Опять созвал митрополичьих бояр и объявил им о необходимости поставить святителем Великой Руси одного из архимандритов, находящихся на корабле, как имеющих наиболее высокий церковный сан среди посольских, ибо ни одного из епископов Михаил с собой не взял как превосходивших его по званию. Услышанное показалось всем довольно странным и даже диким…
– Цыц! – не сдержавшись, в сердцах прикрикнул на них Юрий Васильевич, но тут же остыл, вспомнив, что в таких вопросах ласка сильнее насилия, сменил гнев на милость и принялся убеждать Шолохова, Коробьина, Бармина и Кловыня в своей правоте.
3Кто же такой митрополит Малой Руси и Литвы, чье присутствие в Константинополе так встревожило московского посла?
Киприан происходил из древнего боярского рода Цамвлаков и появился на свет в Великом Тырнове, столице Болгарии, за полвека до описываемых событий. В юности он изучил «квадриум» (четыре науки) – геометрию, математику, музыку и астрологию, а молодость провел на Святой горе Афон. Там по ночам на жестком монашеском ложе, ворочаясь с боку на бок, он много размышлял о будущем, еще ни сном ни духом не ведая своей судьбы. Благочестием, нравственной чистотой и ясностью ума безбородый инок обратил на себя внимание Филофея[12], известного богослова и церковного деятеля, а в недалеком прошлом вселенского патриарха, в ту пору низложенного и возглавлявшего лавру святого Афанасия – крупнейшую обитель Афона. Филофей выделялся среди других церковников глубиной мысли и разносторонней образованностью, поражавшей современников.
Вскоре Киприан сделался келейником, то есть единомышленником и ближайшим помощником Филофея, которого почитал будто родного отца, и многое перенял от него.
В середине XIV века империю ромеев[13] теснили турки-османы, и православная Русь представлялась некоторым желанной союзницей, хотя в перечне митрополий патриархии занимала одно из последних мест. В любом случае реальную выгоду от такого партнерства возможно было извлечь лишь после избавления Руси от ордынского ига и прекращения кровавых усобиц. Вот тогда, грезилось горячим головам на Босфоре, братья по вере и придут им на помощь… Эта утопия грела душу, в нее так хотелось верить…

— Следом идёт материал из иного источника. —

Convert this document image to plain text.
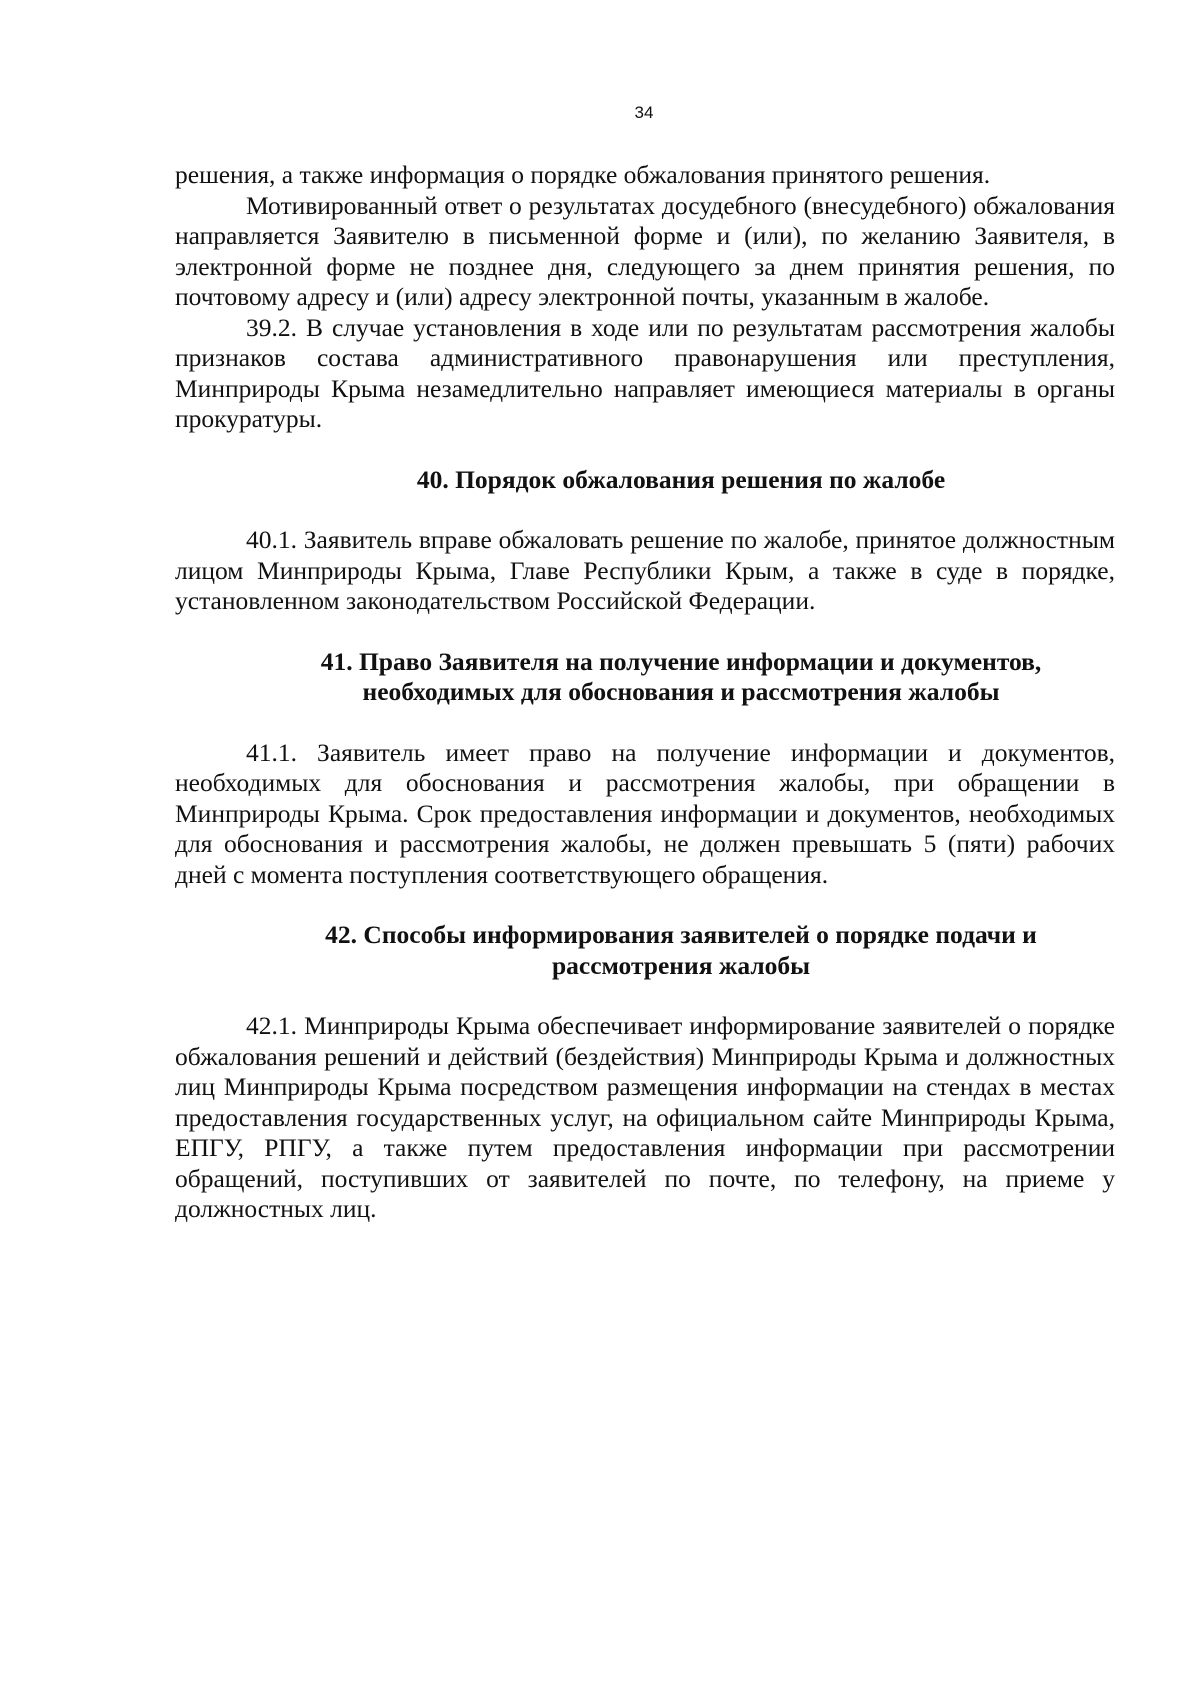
34

решения, а также информация о порядке обжалования принятого решения.

Мотивированный ответ о результатах досудебного (внесудебного) обжалования направляется Заявителю в письменной форме и (или), по желанию Заявителя, в электронной форме не позднее дня, следующего за днем принятия решения, по почтовому адресу и (или) адресу электронной почты, указанным в жалобе.

39.2. В случае установления в ходе или по результатам рассмотрения жалобы признаков состава административного правонарушения или преступления, Минприроды Крыма незамедлительно направляет имеющиеся материалы в органы прокуратуры.

40. Порядок обжалования решения по жалобе

40.1. Заявитель вправе обжаловать решение по жалобе, принятое должностным лицом Минприроды Крыма, Главе Республики Крым, а также в суде в порядке, установленном законодательством Российской Федерации.

41. Право Заявителя на получение информации и документов,
необходимых для обоснования и рассмотрения жалобы

41.1. Заявитель имеет право на получение информации и документов, необходимых для обоснования и рассмотрения жалобы, при обращении в Минприроды Крыма. Срок предоставления информации и документов, необходимых для обоснования и рассмотрения жалобы, не должен превышать 5 (пяти) рабочих дней с момента поступления соответствующего обращения.

42. Способы информирования заявителей о порядке подачи и
рассмотрения жалобы

42.1. Минприроды Крыма обеспечивает информирование заявителей о порядке обжалования решений и действий (бездействия) Минприроды Крыма и должностных лиц Минприроды Крыма посредством размещения информации на стендах в местах предоставления государственных услуг, на официальном сайте Минприроды Крыма, ЕПГУ, РПГУ, а также путем предоставления информации при рассмотрении обращений, поступивших от заявителей по почте, по телефону, на приеме у должностных лиц.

Несколько лет спустя, вернув себе высокий патриарший престол, Филофей возомнил себя кем-то вроде «восточного папы» и возмечтал о крестовом походе православных против мусульман. Русь занимала в его замыслах немаловажное место, и он отправил туда Киприана с поручением примирить Алексия с князьями Малой Руси, отлученными тем от церкви за поддержку язычника Ольгерда в войне с Москвой, и склонить русских к свержению басурманского владычества. По представлениям Филофея, стремление к прекращению усобиц на Руси должно было рука об руку идти с желанием освободиться от власти Орды. Первого удалось добиться довольно легко, но второе сделать оказалось непросто. Власть ханов вполне устраивала некоторых князей и их бояр. Татары внимательно следили за событиями в русском улусе, и, когда узнали о складывающемся антиордынском союзе, хан Мухаммед-Булак, ставленник Мамая, по наущению последнего передал ярлык на Владимирский стол Михаилу Александровичу Тверскому[14], и тот разорвал мир с Москвой. Дмитрий Иванович осадил Тверь и вынудил своего противника отказаться от ярлыка.
Иеромонах Киприан в то время находился в Литве и не мог повлиять на ход событий, отчего впал в отчаяние и обвинил Алексия в том, что, вместо того чтобы попытаться (хотя бы попытаться!) примирить противоборствующие стороны, тот благословил московского князя на междоусобную войну. По мнению патриаршего посланника, митрополит пытался превратить русскую церковь в московскую, что грозило расколом.